Are bald men more virile?

Publish date: 2024-08-06

By Claudia HammondFeatures correspondent

Getty Images (Copyright: Getty Images)Getty Images(Copyright: Getty Images)

Testosterone increases sex drive at the cost of a thinning head, so the story goes. The truth is a little more complex.

Think of Bruce Willis, Andre Agassi or Michael Jordan, and you’ve got three famously strong, masculine men with plenty of female fans. They also have something else in common: they’re bald.

It’s often said that bald men are more virile. The popular theory is that they have higher levels of the male hormone testosterone, which makes them more masculine and increases their sex drive, but they lose their hair at a younger age than average as a result. The truth, though, is a little more complex.

It is true that balding is dependent on testosterone. Back in 1960 a Yale doctor called James B. Hamilton studied twenty-one boys who were undergoing castration. Shockingly this was sometimes done to boys diagnosed with behavioural or mental problems. He followed them up, some of them for as long as 18 years, and found that they showed no signs of developing male pattern baldness as they aged. On the other hand, men of the same age who were still intact, and therefore producing testosterone, already had receding hairlines.

Hamilton wasn’t the first to discover a link between testosterone and baldness, both Hippocrates and Aristotle had made the same observation centuries earlier. Hamilton’s finding suggested that high levels of testosterone might lead to baldness, but in fact the level is irrelevant, providing there are some quantities of the hormone present. Castrated men, who have almost no testosterone, may retain their hair, but men with low testosterone levels can still go bald.

That’s because it is not the amount of testosterone circulating in the bloodstream that dictates baldness, it’s down to genetics. Several genes are thought to be involved, all resulting in hair follicles becoming particularly sensitive to tiny amounts of circulating testosterone.

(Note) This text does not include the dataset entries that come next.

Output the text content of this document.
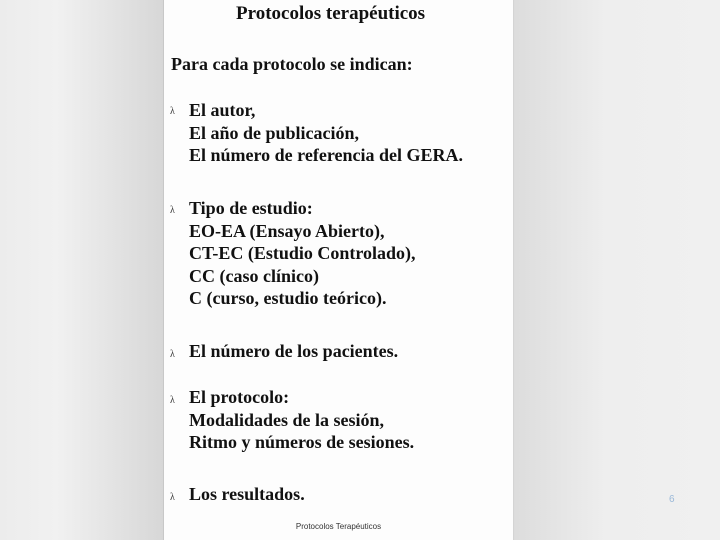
Protocolos terapéuticos
Para cada protocolo se indican:
λ El autor,
El año de publicación,
El número de referencia del GERA.
λ Tipo de estudio:
EO-EA (Ensayo Abierto),
CT-EC (Estudio Controlado),
CC (caso clínico)
C (curso, estudio teórico).
λ El número de los pacientes.
λ El protocolo:
Modalidades de la sesión,
Ritmo y números de sesiones.
λ Los resultados.
Protocolos Terapéuticos
6
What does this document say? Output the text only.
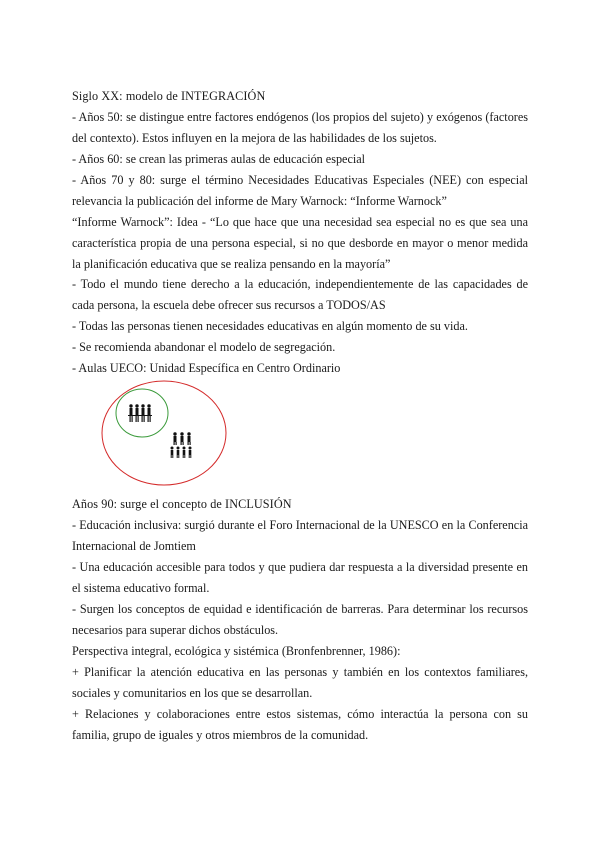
Siglo XX: modelo de INTEGRACIÓN
- Años 50: se distingue entre factores endógenos (los propios del sujeto) y exógenos (factores del contexto). Estos influyen en la mejora de las habilidades de los sujetos.
- Años 60: se crean las primeras aulas de educación especial
- Años 70 y 80: surge el término Necesidades Educativas Especiales (NEE) con especial relevancia la publicación del informe de Mary Warnock: “Informe Warnock”
“Informe Warnock”: Idea - “Lo que hace que una necesidad sea especial no es que sea una característica propia de una persona especial, si no que desborde en mayor o menor medida la planificación educativa que se realiza pensando en la mayoría”
- Todo el mundo tiene derecho a la educación, independientemente de las capacidades de cada persona, la escuela debe ofrecer sus recursos a TODOS/AS
- Todas las personas tienen necesidades educativas en algún momento de su vida.
- Se recomienda abandonar el modelo de segregación.
- Aulas UECO: Unidad Específica en Centro Ordinario
Años 90: surge el concepto de INCLUSIÓN
- Educación inclusiva: surgió durante el Foro Internacional de la UNESCO en la Conferencia Internacional de Jomtiem
- Una educación accesible para todos y que pudiera dar respuesta a la diversidad presente en el sistema educativo formal.
- Surgen los conceptos de equidad e identificación de barreras. Para determinar los recursos necesarios para superar dichos obstáculos.
Perspectiva integral, ecológica y sistémica (Bronfenbrenner, 1986):
+ Planificar la atención educativa en las personas y también en los contextos familiares, sociales y comunitarios en los que se desarrollan.
+ Relaciones y colaboraciones entre estos sistemas, cómo interactúa la persona con su familia, grupo de iguales y otros miembros de la comunidad.
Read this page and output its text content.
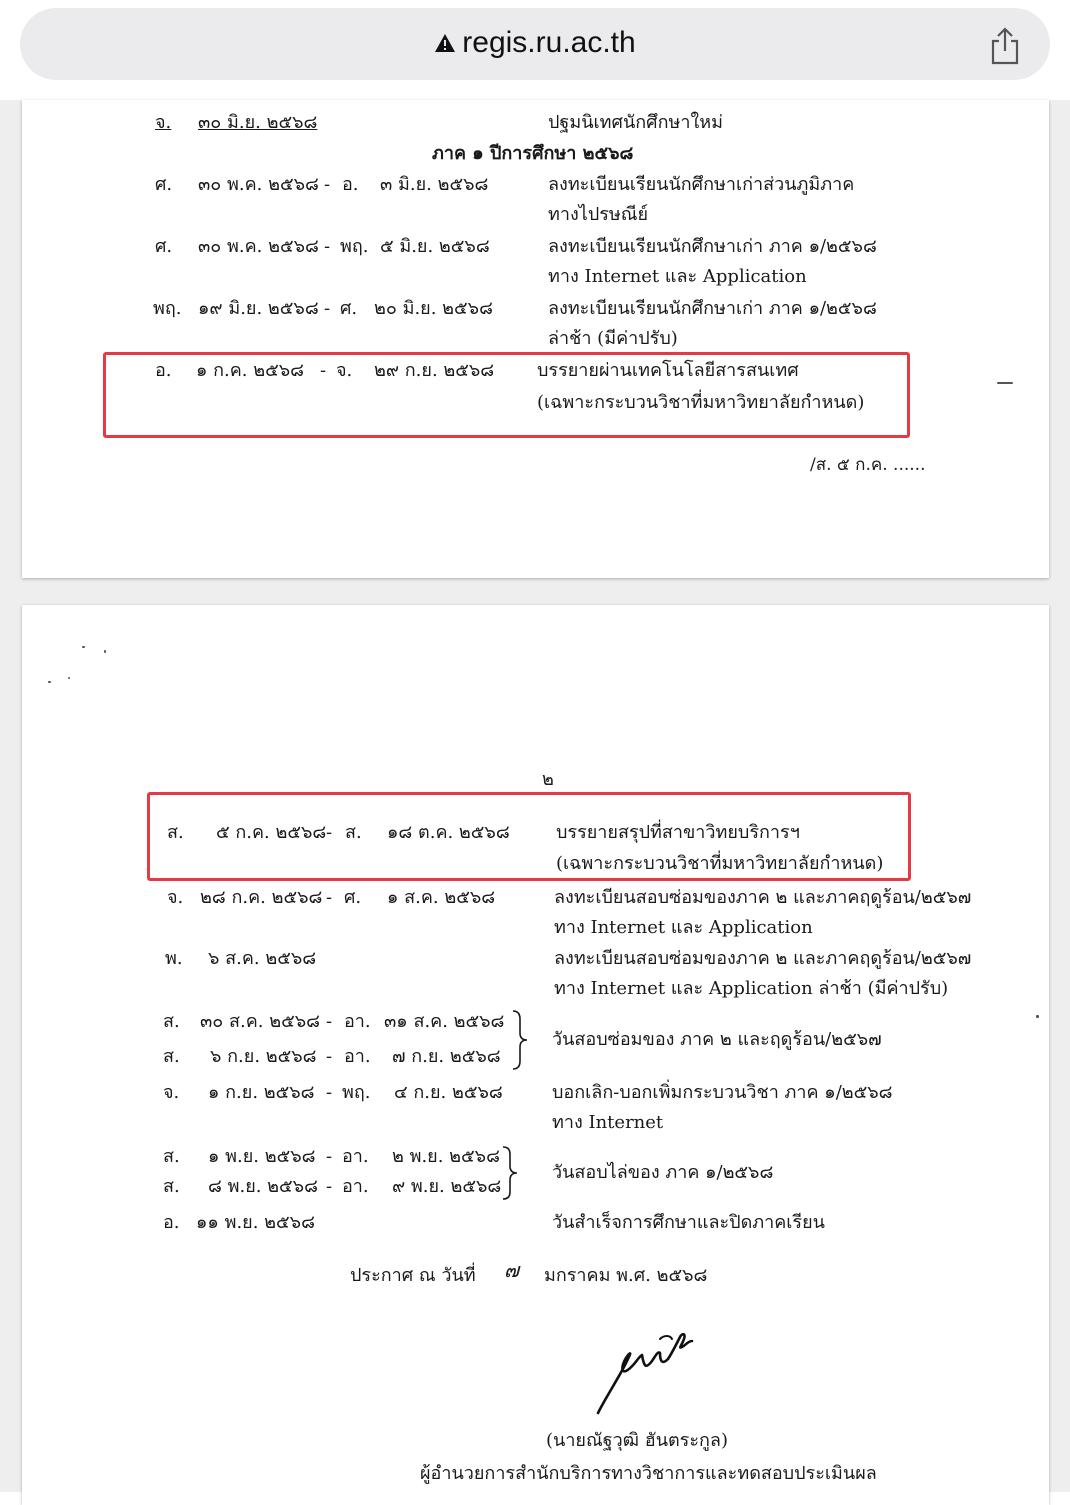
regis.ru.ac.th
จ. ๓๐ มิ.ย. ๒๕๖๘	ปฐมนิเทศนักศึกษาใหม่
ภาค ๑ ปีการศึกษา ๒๕๖๘
ศ. ๓๐ พ.ค. ๒๕๖๘ - อ. ๓ มิ.ย. ๒๕๖๘	ลงทะเบียนเรียนนักศึกษาเก่าส่วนภูมิภาค
ทางไปรษณีย์
ศ. ๓๐ พ.ค. ๒๕๖๘ - พฤ. ๕ มิ.ย. ๒๕๖๘	ลงทะเบียนเรียนนักศึกษาเก่า ภาค ๑/๒๕๖๘
ทาง Internet และ Application
พฤ. ๑๙ มิ.ย. ๒๕๖๘ - ศ. ๒๐ มิ.ย. ๒๕๖๘	ลงทะเบียนเรียนนักศึกษาเก่า ภาค ๑/๒๕๖๘
ล่าช้า (มีค่าปรับ)
อ. ๑ ก.ค. ๒๕๖๘ - จ. ๒๙ ก.ย. ๒๕๖๘ บรรยายผ่านเทคโนโลยีสารสนเทศ
(เฉพาะกระบวนวิชาที่มหาวิทยาลัยกำหนด)
/ส. ๕ ก.ค. ......
๒
ส. ๕ ก.ค. ๒๕๖๘ - ส. ๑๘ ต.ค. ๒๕๖๘	บรรยายสรุปที่สาขาวิทยบริการฯ
(เฉพาะกระบวนวิชาที่มหาวิทยาลัยกำหนด)
จ. ๒๘ ก.ค. ๒๕๖๘ - ศ. ๑ ส.ค. ๒๕๖๘	ลงทะเบียนสอบซ่อมของภาค ๒ และภาคฤดูร้อน/๒๕๖๗
ทาง Internet และ Application
พ. ๖ ส.ค. ๒๕๖๘	ลงทะเบียนสอบซ่อมของภาค ๒ และภาคฤดูร้อน/๒๕๖๗
ทาง Internet และ Application ล่าช้า (มีค่าปรับ)
ส. ๓๐ ส.ค. ๒๕๖๘ - อา. ๓๑ ส.ค. ๒๕๖๘
ส. ๖ ก.ย. ๒๕๖๘ - อา. ๗ ก.ย. ๒๕๖๘
วันสอบซ่อมของ ภาค ๒ และฤดูร้อน/๒๕๖๗
จ. ๑ ก.ย. ๒๕๖๘ - พฤ. ๔ ก.ย. ๒๕๖๘	บอกเลิก-บอกเพิ่มกระบวนวิชา ภาค ๑/๒๕๖๘
ทาง Internet
ส. ๑ พ.ย. ๒๕๖๘ - อา. ๒ พ.ย. ๒๕๖๘
ส. ๘ พ.ย. ๒๕๖๘ - อา. ๙ พ.ย. ๒๕๖๘
วันสอบไล่ของ ภาค ๑/๒๕๖๘
อ. ๑๑ พ.ย. ๒๕๖๘	วันสำเร็จการศึกษาและปิดภาคเรียน
ประกาศ ณ วันที่ ๗ มกราคม พ.ศ. ๒๕๖๘
(นายณัฐวุฒิ ฮันตระกูล)
ผู้อำนวยการสำนักบริการทางวิชาการและทดสอบประเมินผล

The process still isn’t fully understood, but it involves an enzyme that converts testosterone into a substance called dihydrotesterone, which causes the hair follicles to shrink in some people, possibly by choking off their supply of blood and nutrients. As the follicle shrinks, the growing cycle gets shorter and new hairs become finer and finer until only the finest so-called vellous hairs remain on the scalp. Eventually the follicle becomes dormant and no more hair is produced. This starts on the top of the scalp and then moves down over the head in the characteristic shape of male pattern baldness. Bald men are genetically more predisposed to be more sensitive to dihydrotestosterone, but the follicles on the chin are unaffected by the hormone, which is why beards continue to grow.

As theories about the influence of testosterone have developed, so have various avenues of treatment. In the 1960s there were curious attempts to treat baldness by adding more testosterone directly to the scalp. First researchers tried an ointment, but it was so heavy and oily that men didn’t want to stick out the trial, so they suspended the testosterone in a cream instead. Still most men dropped out of the study before the ten months were up. The cream didn’t make hair grow back, and although half the men who took part said they thought this might have slowed down the rate of hair loss, this was not confirmed by the experimenters.

Some people who don’t lose their hair have low levels of the enzyme that converts testosterone, and so more recently researchers have been seeking ways of blocking the enzyme in others. A treatment called finasteride works on this principle, but it is expensive and needs to be used continuously or hair loss begins again.

Meanwhile, scientists are still trying to understand the mechanism by which the hair stops growing. In 2010, researchers examined sections of scalp with and without hair and found that stem cells were still present in the follicles in both areas, but in bald regions they weren’t progressing onto the next stage where they would normally develop into so-called progenitor cells. This study raises hopes that one day hair could be grown on bald parts of the heads, if scientists can find a way of triggering growth or blocking whatever is preventing it, and researchers are currently investigating particular proteins that might provide that trigger.

Baldness seems to involve more myths than many other conditions, possibly because its distribution feels so arbitrary that we look for explanations. If you have lost your hair sadly you can’t claim to be more virile, but you can blame your parents. They passed on the genes after all.